Free Users on X Won't Like the New Posting Limits, Here's Why


It seems Elon Musk’s X is gradually making life harder for free users again. In what appears to be another push toward Premium subscriptions and an effort to tackle bot accounts, X has quietly reduced daily posting limits for non-paying accounts, and the change is significantly stricter than before.

According to a newly updated X Help Center page, free users are now capped at just 50 posts and 200 replies per day (via The Verge). Back in the old days of Twitter, and even under early X branding, users could post or repost up to 2,400 times daily. Needless to say, this is a massive downgrade.

X quietly slashes posting limits for free users

The updated support page suggests the new limits are meant to reduce backend strain, alongside minimizing downtime and error pages across the platform. That being said, many users across social media believe the move is less about stability and more about nudging people toward paid subscriptions.

Interestingly, not every limit has changed. As of now, users can still reportedly send up to 500 DMs daily, follow 400 accounts per day, and change their email address four times every hour. If users hit the new cap, X will apparently throw an error message preventing additional posting.

The stricter posting limit on X comes at a time when the company is heavily integrating Grok and paid-only AI perks.
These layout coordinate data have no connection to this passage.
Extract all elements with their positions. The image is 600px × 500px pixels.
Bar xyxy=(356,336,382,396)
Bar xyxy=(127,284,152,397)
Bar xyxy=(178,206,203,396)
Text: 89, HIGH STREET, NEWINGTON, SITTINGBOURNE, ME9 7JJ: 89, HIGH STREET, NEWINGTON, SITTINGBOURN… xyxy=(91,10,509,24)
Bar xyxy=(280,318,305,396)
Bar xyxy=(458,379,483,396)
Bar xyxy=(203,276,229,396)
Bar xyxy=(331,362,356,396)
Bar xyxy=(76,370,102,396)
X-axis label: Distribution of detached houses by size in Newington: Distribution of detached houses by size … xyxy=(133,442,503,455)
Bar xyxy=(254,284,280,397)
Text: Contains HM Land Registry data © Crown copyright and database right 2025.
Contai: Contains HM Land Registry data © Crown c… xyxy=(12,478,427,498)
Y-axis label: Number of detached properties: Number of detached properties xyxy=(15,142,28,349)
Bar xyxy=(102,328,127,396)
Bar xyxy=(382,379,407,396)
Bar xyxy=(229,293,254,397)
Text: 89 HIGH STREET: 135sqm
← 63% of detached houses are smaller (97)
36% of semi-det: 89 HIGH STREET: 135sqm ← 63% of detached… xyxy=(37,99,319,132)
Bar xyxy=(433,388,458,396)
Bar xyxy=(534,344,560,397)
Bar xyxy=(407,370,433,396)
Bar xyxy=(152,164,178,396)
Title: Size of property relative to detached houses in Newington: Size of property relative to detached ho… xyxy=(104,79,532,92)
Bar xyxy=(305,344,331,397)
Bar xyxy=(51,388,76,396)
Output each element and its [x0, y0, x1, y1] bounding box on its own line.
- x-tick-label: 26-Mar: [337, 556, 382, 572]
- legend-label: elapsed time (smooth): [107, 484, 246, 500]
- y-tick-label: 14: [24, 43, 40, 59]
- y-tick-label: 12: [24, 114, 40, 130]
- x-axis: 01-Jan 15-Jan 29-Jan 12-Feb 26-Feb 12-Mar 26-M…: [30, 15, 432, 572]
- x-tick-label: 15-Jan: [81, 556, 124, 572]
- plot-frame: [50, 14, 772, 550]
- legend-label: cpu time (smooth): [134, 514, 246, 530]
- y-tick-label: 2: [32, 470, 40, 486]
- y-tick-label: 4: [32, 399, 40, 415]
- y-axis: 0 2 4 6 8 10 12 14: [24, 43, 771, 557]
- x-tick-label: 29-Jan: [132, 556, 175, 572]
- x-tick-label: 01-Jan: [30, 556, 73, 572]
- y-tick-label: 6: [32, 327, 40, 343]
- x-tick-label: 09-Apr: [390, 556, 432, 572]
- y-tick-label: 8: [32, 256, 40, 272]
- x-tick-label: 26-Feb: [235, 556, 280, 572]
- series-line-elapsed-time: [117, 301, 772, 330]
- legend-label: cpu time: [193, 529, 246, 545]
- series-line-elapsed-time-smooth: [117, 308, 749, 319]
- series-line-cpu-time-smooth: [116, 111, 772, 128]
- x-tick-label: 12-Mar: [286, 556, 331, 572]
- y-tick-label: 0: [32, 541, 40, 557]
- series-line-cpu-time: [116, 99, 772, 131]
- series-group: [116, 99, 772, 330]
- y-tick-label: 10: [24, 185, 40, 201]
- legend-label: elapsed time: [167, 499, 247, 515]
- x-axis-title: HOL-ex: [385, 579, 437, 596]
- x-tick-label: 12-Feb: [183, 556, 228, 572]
Speaking of Premium, X currently offers three paid tiers starting from $3 monthly for Basic. Meanwhile, Premium and Premium+ unlock fewer ads, longer posts, verification badges, and higher Grok usage limits.

No official announcement yet

What’s also worth noting is that X still hasn’t fully clarified whether paid subscribers are completely exempt from these new posting restrictions. Some parts of the support documentation reportedly still reference the older 2,400-post limit as well, which suggests the rollout may still be incomplete or inconsistently updated.

In related company news, X CEO Elon Musk has lost the landmark lawsuit against OpenAI and Sam Altman on the grounds that he filed the lawsuit too late.